The floods, the worst in at least 175 years, drenched nearly the entire western half of the country and remain at dangerous levels in several rural areas. About 220,000 people have been forced from their homes in the Czech Republic, 20,000 in neighboring Germany. Thousands now have no homes to return to and many more are now living among wreckage. The Prague metro, the heart of the city's transportation system is almost entirely shut down, with 17 stations flooded. Repairs to it alone will cost $65 million.

The flood damage estimate for Central Europe currently stands at $20 billion, and it is rising daily. Germany and the Czech Republic were the worst hit, but Austria, Hungary, and Slovakia have also suffered.

In Germany, the buildings of Dresden's Semper Opera House and art museums were damaged when the Elbe River overwhelmed a dike.

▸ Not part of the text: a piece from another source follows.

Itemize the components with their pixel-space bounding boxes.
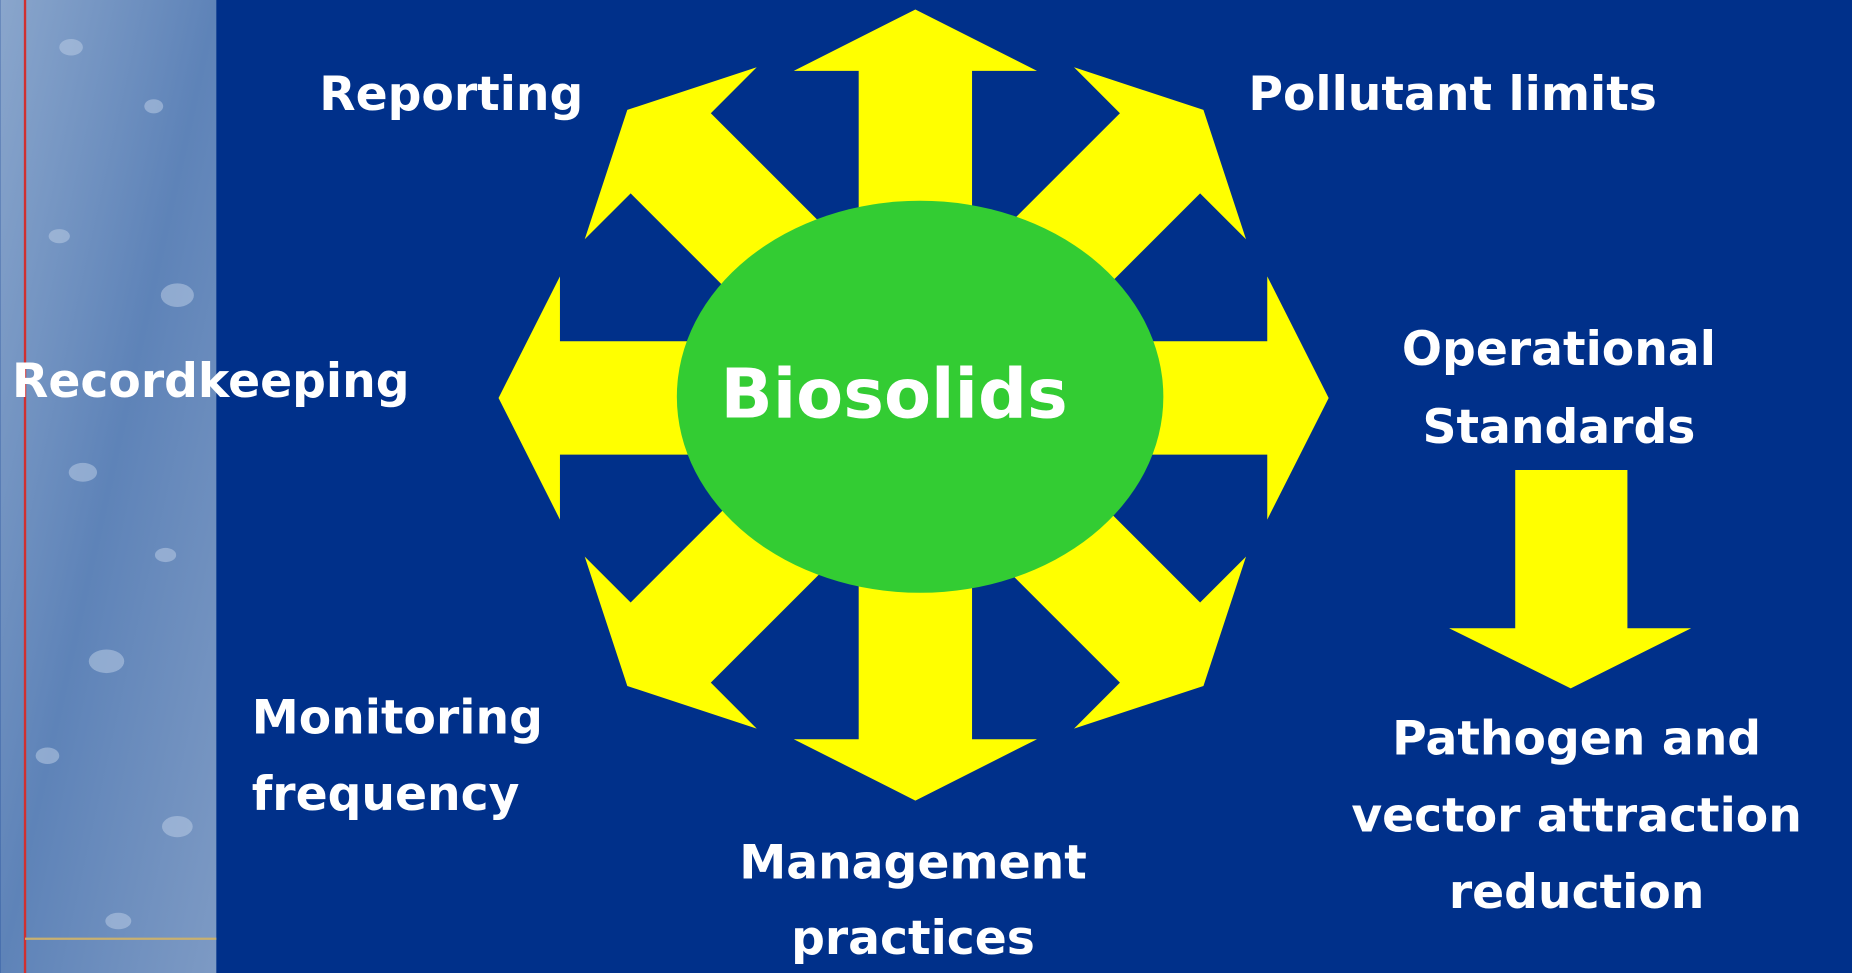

But all of Dresden's famed art collections were saved by museum workers and soldiers who carried 4,000 works by Old Masters to upper floors of the Zwinger Palace by candlelight moments before the water poured in.

In Prague's Czech National Gallery and Kampa modern art museum, where floodwaters reached the third floor, thousands of artworks and museum pieces were also saved in attics.

But the archives of the Czech Technical Museum and the Institute of Archaeology, both in the low-lying district of Karlin, were decimated by 10 feet of water. Of 70,000 volumes of original archeological scholarship, only 600 were saved. Many soggy manuscripts have been frozen to prevent further deterioration, in hopes that some day they will be restored, but experts say it could take decades.

In Libcice, the Sindelar brothers beg the flood-relief volunteers not to discard their treasured, disintegrating books.

"It is a horrible shock to see what the floods have done to this village," says Petr Miculek, who left his home on the eastern side of the country in the middle of the night to come to the aid of the Sindelar family and other villagers. "There is mud everywhere and the stench is so bad you can barely breathe. The people here lost almost everything." He carries out ruined furniture and shovels mud and refuse out of the Sindelars's kitchen and the children's bedroom. "We will do whatever we have to help," he says. "I'm sure, if we were in this kind of trouble, they would do the same."